I looked into the major practice management software, and they all use a DBMS that supports SQL queries, but what is ironic is that many of them are not relational databases. This is primarily an artifact of history, (Dentrix, for example, was in development before relational databases were the proven standard), but the juicy tidbit is that SQL abstracts your data in a relational way, and so your database might be doing a few backflips just to get that SQL support to work. Again, the luxury here is that you are small, and any lost efficiency is swallowed up.

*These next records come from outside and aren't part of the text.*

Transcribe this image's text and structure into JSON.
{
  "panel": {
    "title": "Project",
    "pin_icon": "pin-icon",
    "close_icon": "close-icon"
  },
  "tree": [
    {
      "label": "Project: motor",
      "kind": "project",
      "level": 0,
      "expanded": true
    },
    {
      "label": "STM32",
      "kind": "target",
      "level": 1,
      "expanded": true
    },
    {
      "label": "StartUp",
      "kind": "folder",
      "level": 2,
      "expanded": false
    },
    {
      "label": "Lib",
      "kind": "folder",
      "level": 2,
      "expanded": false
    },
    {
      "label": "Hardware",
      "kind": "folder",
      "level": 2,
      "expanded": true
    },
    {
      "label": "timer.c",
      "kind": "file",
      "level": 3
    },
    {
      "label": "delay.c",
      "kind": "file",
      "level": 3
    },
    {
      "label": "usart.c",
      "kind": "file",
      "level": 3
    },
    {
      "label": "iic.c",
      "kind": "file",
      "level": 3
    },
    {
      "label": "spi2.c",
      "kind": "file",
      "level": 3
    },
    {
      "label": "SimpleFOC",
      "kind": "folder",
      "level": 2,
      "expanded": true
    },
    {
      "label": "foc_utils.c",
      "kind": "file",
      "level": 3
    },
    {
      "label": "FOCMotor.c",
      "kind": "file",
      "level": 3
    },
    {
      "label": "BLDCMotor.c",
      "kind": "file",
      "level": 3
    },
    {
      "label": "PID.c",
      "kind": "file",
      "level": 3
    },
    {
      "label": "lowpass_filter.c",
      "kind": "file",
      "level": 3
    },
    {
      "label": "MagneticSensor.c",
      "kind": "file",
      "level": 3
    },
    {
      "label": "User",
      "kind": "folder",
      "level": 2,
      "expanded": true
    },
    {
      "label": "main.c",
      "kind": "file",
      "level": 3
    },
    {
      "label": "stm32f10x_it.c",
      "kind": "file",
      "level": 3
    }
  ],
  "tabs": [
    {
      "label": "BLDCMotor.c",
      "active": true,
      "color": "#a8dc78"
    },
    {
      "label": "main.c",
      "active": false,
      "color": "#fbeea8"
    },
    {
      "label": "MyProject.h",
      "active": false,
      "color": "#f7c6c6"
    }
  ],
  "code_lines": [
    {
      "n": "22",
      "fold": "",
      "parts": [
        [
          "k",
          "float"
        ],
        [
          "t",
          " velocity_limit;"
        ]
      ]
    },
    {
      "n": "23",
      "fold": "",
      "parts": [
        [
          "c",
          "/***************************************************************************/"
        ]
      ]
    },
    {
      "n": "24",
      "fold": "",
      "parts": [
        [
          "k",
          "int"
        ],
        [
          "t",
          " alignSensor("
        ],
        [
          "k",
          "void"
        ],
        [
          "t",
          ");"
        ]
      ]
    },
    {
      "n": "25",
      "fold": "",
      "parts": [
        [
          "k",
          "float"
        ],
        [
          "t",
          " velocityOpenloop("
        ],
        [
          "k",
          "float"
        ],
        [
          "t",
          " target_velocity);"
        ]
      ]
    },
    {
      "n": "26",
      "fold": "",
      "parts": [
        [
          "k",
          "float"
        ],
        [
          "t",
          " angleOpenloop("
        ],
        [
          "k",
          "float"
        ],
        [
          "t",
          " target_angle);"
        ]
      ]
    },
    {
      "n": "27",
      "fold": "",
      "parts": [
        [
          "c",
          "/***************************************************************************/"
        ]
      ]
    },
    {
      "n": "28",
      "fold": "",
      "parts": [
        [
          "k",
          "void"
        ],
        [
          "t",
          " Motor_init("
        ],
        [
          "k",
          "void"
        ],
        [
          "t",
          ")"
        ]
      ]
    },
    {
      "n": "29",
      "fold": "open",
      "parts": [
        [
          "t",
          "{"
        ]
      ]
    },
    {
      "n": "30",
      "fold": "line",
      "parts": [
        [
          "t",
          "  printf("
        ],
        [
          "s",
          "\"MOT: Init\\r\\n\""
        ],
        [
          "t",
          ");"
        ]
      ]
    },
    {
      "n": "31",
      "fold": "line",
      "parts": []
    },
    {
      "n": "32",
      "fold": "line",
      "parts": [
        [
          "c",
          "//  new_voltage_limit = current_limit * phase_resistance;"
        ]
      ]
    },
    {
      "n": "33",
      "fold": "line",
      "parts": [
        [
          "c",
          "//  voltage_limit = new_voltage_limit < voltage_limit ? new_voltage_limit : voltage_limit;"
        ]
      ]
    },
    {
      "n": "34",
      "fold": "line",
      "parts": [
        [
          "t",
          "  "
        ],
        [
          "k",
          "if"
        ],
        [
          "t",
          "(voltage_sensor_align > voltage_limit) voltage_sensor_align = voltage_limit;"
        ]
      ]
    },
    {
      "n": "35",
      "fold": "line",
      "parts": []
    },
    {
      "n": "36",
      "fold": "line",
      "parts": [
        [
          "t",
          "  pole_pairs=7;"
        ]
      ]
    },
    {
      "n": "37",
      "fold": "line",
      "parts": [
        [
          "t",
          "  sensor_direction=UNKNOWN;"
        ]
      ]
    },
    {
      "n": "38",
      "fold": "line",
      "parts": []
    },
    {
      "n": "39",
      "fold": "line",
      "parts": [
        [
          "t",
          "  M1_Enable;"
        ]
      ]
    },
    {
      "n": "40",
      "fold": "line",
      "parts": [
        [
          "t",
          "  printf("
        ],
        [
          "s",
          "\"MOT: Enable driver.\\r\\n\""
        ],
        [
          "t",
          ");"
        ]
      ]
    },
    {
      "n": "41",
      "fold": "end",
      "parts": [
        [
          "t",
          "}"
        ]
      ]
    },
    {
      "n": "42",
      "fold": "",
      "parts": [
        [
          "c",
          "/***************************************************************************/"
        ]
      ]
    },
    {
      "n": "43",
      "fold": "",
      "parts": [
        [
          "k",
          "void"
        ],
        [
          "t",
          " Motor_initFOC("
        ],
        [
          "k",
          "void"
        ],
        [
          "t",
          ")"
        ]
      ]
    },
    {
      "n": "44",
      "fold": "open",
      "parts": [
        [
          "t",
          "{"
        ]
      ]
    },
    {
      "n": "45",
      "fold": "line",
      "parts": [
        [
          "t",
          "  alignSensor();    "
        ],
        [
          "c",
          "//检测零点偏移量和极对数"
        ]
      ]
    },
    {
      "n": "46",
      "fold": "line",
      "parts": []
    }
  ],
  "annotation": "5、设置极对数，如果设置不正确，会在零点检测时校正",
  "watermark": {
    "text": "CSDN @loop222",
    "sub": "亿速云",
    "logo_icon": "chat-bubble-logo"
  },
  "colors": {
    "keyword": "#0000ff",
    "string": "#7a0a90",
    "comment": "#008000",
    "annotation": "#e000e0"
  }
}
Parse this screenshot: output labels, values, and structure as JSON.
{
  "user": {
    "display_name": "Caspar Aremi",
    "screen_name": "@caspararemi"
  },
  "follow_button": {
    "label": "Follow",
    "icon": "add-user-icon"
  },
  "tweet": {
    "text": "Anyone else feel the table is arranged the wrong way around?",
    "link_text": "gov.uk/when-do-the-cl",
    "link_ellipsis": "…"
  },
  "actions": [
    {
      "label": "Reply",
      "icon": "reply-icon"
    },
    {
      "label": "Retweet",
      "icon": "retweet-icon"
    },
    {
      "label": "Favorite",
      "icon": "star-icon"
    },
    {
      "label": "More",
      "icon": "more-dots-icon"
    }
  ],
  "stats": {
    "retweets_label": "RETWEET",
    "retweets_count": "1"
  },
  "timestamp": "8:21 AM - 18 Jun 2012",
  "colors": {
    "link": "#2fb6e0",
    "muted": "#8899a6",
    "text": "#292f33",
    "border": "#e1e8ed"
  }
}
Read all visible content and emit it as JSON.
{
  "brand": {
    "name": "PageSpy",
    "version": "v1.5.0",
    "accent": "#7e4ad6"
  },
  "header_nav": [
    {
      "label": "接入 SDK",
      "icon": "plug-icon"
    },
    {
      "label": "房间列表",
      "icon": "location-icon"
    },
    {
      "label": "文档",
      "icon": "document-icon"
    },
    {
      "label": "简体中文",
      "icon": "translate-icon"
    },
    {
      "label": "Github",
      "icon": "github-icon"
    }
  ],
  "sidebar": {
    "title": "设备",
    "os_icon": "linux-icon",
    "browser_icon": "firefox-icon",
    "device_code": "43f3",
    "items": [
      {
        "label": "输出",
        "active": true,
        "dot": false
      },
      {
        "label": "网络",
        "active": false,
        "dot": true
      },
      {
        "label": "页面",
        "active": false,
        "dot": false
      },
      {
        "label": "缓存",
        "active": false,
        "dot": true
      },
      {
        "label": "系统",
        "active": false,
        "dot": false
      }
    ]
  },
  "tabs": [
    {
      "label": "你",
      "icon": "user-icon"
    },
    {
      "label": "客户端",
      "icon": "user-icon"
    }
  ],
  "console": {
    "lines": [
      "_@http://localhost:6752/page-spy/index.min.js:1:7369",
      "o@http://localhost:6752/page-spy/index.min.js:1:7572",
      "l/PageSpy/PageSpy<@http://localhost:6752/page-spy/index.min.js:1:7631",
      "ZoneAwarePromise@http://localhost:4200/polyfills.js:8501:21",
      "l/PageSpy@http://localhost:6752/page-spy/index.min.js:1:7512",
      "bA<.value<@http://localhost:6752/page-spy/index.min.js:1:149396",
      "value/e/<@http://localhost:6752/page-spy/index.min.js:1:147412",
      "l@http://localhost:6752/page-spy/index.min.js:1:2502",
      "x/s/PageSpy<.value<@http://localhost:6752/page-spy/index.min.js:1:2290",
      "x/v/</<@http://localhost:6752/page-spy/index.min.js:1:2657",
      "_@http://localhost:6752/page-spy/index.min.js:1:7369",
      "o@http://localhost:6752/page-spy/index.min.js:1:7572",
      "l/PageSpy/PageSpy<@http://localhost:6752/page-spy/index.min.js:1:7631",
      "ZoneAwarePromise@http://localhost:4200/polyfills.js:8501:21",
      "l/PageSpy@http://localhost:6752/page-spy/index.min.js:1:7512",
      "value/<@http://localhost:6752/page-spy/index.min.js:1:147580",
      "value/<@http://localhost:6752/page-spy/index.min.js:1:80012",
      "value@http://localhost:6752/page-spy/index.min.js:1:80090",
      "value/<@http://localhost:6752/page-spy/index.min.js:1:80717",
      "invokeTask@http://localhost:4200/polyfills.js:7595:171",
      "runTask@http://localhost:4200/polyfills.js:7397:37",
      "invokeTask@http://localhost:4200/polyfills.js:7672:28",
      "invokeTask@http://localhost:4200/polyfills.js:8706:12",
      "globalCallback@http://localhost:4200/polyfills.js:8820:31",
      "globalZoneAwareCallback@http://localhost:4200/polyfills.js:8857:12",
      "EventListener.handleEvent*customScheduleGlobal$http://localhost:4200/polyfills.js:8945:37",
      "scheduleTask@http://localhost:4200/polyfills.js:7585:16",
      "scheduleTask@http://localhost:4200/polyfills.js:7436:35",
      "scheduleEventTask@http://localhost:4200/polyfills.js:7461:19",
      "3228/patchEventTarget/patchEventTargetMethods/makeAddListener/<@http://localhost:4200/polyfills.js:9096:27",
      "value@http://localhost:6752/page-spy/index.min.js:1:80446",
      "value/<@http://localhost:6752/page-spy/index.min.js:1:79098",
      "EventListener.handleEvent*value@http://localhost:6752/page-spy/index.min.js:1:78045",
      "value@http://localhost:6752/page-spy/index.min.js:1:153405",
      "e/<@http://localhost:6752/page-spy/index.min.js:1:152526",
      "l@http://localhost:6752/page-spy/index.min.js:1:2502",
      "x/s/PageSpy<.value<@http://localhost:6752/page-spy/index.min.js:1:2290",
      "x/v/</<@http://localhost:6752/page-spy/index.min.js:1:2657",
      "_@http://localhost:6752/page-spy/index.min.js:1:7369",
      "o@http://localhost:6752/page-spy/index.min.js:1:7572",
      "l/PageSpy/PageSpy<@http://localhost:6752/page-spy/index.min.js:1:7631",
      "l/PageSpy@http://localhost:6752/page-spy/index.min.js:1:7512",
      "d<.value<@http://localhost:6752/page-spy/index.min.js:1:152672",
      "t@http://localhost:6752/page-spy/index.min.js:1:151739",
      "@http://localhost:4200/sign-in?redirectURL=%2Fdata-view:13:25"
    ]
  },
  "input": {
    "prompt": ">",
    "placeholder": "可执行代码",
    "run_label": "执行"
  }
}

But that they all use SQL should tell you something. You, the user, are probably never going to use SQL directly, but as someone who is concerned with the long-term support of your system, SQL enables the developers of your software to be more agile with the deployment of new features. They can switch to a new DBMS without having to start from scratch. They can implement a new view of your data without having to rewrite the database – they just have to compose the right queries. The ability to quickly adapt is the hallmark of a good software engineer. “Relational” and “SQL” might not affect your daily life, but they are a good litmus test for the caliber of developer you are dealing with as they indicate that they are really in this for the long haul.
Security – the final point I want to hit home. Security means more than the obvious things. Yes, we don’t want magical hackers getting into your records, but they shouldn’t be your only concern. When it comes to databases, security is just as much about protection from yourself. Security means an employee can’t log in an change their own salary – but you can. Security means you can’t insert a phone number as a patient’s name, or a name as a phone number. Security means that your data is guarded against “illegal” states and other data entry errors. Sometimes these features come across as pedantic, but they go a long way to keeping your records clean and error-free, which goes a long way toward keeping yourself organized and informed, which is the whole reason you signed up for this practice management software thing in the first place. This is the well I would draw from when asking database-related questions of your vendor. What features help keep me safe from error?
As a whole, databases are an incredibly rich topic, one that I don’t claim to be a master of and one that constitutes a major sub-field in computer science. One could easily devote their life to studying databases, (As many do), and never run out of things to learn. I hope the things I have given you here today have broadened you perspective a little and armed you a little better against the buzz.